The gallery, dedicated to the art of the celebrated Victorian artist, George Frederic Watts, will reopen to the public on Saturday 18 June 2011, following its £11 million restoration.
Having been placed on the English Heritage At Risk Register, the Gallerys plight came to public attention when it narrowly missed winning the final of BBCs Restoration Village in 2006. The project subsequently received major funding from the Heritage Lottery Fund (totalling £4.9m) and many generous individuals, trusts and foundations.
In his own lifetime, George Frederic Watts OM RA (1817-1904) was widely considered to be the greatest painter of the Victorian age. He was an outstanding portraitist, sculptor, landscape painter and symbolist and became the first living artist to have a solo exhibition at the Metropolitan Museum of Art, New York.

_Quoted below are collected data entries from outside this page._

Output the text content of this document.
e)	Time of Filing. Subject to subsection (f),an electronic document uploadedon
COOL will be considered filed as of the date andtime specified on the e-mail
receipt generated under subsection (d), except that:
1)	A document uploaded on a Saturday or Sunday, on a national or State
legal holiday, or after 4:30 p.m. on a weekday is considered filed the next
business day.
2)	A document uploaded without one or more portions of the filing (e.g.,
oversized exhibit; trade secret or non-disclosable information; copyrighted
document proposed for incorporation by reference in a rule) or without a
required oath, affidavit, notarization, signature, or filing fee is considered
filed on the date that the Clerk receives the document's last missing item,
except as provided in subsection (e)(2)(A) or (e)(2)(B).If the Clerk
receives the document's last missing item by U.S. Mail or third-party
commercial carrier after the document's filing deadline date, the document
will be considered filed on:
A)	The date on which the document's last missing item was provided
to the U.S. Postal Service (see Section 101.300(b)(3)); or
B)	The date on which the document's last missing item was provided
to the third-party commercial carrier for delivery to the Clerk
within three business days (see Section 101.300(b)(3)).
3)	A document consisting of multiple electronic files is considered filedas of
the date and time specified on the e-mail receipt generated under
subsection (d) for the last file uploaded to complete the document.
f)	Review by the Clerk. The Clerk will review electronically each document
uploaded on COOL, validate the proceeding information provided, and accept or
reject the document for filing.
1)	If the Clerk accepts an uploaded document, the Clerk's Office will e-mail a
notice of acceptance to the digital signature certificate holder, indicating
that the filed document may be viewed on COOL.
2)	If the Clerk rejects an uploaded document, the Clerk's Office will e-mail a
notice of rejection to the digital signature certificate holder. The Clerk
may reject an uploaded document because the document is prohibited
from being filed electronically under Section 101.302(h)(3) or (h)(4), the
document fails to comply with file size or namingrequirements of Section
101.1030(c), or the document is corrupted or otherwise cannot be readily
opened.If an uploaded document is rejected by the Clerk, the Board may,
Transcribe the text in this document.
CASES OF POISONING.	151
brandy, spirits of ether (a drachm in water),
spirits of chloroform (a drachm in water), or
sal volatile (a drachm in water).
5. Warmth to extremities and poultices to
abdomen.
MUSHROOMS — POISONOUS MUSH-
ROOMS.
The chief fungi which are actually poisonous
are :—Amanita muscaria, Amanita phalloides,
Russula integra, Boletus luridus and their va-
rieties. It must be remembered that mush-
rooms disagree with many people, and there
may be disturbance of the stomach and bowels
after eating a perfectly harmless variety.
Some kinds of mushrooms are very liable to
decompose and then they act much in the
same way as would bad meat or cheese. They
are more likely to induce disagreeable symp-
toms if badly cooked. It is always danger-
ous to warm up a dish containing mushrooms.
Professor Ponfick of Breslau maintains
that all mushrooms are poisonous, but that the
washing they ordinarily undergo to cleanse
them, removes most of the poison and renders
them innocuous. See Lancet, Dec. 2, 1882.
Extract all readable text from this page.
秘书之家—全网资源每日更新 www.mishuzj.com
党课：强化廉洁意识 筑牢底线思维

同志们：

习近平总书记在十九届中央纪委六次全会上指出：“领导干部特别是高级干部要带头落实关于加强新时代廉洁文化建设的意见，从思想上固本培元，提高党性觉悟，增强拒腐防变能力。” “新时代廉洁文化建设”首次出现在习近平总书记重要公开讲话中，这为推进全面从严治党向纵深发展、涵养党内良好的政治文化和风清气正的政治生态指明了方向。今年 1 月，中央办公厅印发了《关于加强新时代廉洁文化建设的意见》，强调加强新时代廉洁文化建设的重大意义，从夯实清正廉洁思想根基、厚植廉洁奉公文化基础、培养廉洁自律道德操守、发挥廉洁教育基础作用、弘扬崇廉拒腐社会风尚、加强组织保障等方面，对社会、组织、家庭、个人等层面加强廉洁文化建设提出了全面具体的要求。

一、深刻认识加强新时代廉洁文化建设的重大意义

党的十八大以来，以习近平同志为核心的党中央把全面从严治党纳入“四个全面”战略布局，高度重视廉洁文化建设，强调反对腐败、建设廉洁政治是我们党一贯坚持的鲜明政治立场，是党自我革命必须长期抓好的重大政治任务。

One of Wattss most celebrated works, Hope is the favourite painting of US President, Barack Obama having been the subject of a sermon by his former pastor Jeremiah Wright which set him on the path to the White House.
The collection includes paintings, drawing, prints and sculptures which were owned by Watts during his lifetime. Important works include Paolo and Francesca (c.1872-74), The Sower of the Systems (c.1902) and the original model for the monumental sculpture, Physical Energy (1884-1904), bronzes of which stand in Kensington Gardens, Cape Town and Harare.
The gallery reopens with a special exhibition of the artists masterpieces from the Tate Collection. Amongst the important loans will be The Minotaur (1885), The All-Pervading (c.1887-90) and Jonah (1894).